The polynomial $g(x) = f(x^2)$ takes integer values at $0,\pm 1,\ldots,\pm n$, so it suffices to show that $g(x-n)$ (which has degree $2n$ and integer values at $0,\ldots,2n$) takes an integer value at $m$ for any $m$. This is easy to see by writing $g(x-n)$ in terms of the basis $\binom{x}{0},\binom{x}{1},\binom{x}{2},\ldots$ for the space of polynomials.
The first version of this answer contained a mistake. I've corrected that and made it community wiki in case someone might find it useful.
The following proposition, combined with the beautiful observation of D. Savitt that if we define $g(x)=f(x^2)$, the polynomial $g(x-n)$ is of degree $2n$ and has integer values at $0,1,\ldots,2n$, gives another way to solve the problem.

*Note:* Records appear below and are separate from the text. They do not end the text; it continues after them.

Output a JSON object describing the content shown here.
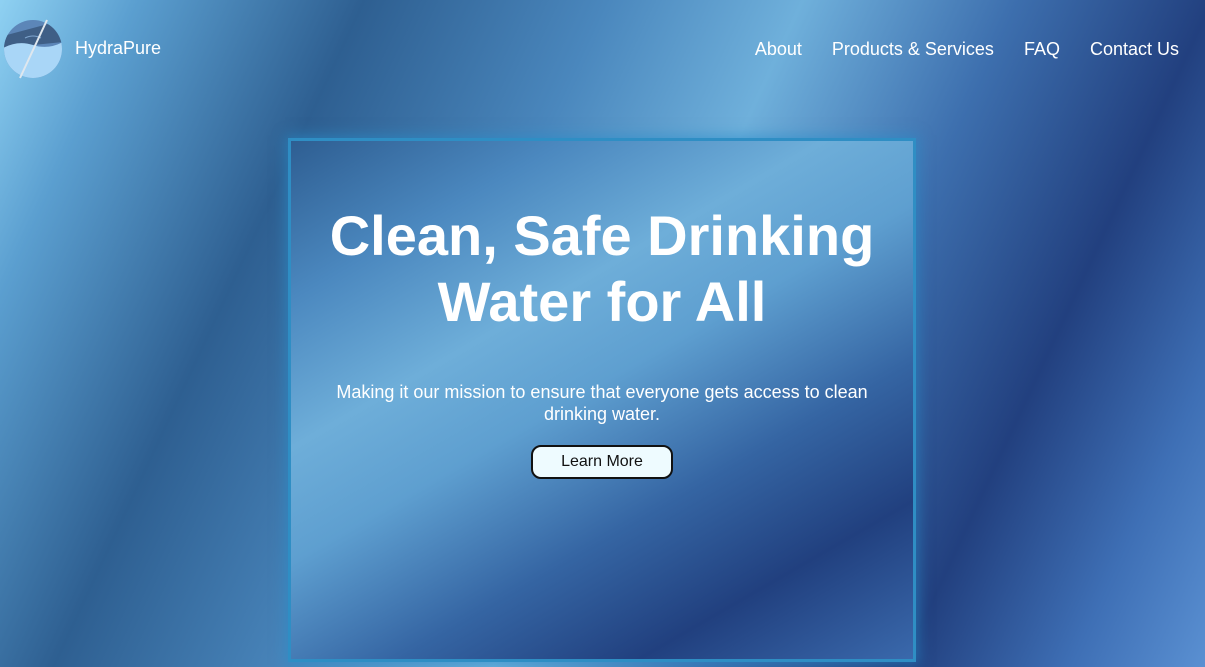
{
  "brand": {
    "name": "HydraPure",
    "logo_icon": "water-globe-icon"
  },
  "nav": {
    "items": [
      {
        "label": "About"
      },
      {
        "label": "Products & Services"
      },
      {
        "label": "FAQ"
      },
      {
        "label": "Contact Us"
      }
    ]
  },
  "hero": {
    "title_line1": "Clean, Safe Drinking",
    "title_line2": "Water for All",
    "subtitle": "Making it our mission to ensure that everyone gets access to clean drinking water.",
    "button_label": "Learn More"
  },
  "colors": {
    "text": "#ffffff",
    "accent_border": "#2f8ec4",
    "button_bg": "#eefbff",
    "button_border": "#111111"
  }
}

Proposition. Suppose $g\in\mathbb C[x]$ is a polynomial of degree $n$ and $g(k)$ is an integer for $k=0,1,\ldots,n$. Then $g(k)$ is an integer for all $k\in\mathbb Z$.
Proof. We proceed by induction on $n$. Clearly, the claim holds for $n=0$, since in this case, the polynomial is constant, and thus if has one integer value, it is integer everywhere. For the inductive step, assuming $g$ is of degree $n+1$ and $g(k)$ is integer for $k=0,1,\ldots,n+1$, define a new polynomial $h$ by $h(x) = g(x+1)-g(x)$. Now, the highest degree terms of $g(x+1)$ and $g(x)$ cancel in $h$ and thus $h$ is of degree $n$. Furthermore, by the assumptions on $g$ we have that $h(k)$ is an integer for $k=0,1,\ldots,n$. Therefore by the inductive hypothesis $h(k)$ is integer for $k\in\mathbb Z$. But this means $g(k+1)-g(k)$ is an integer for every $k\in\mathbb Z$. Since $g(0)$ is an integer, it follows that $g(k)$ is an integer for all $k\in\mathbb Z$. $\square$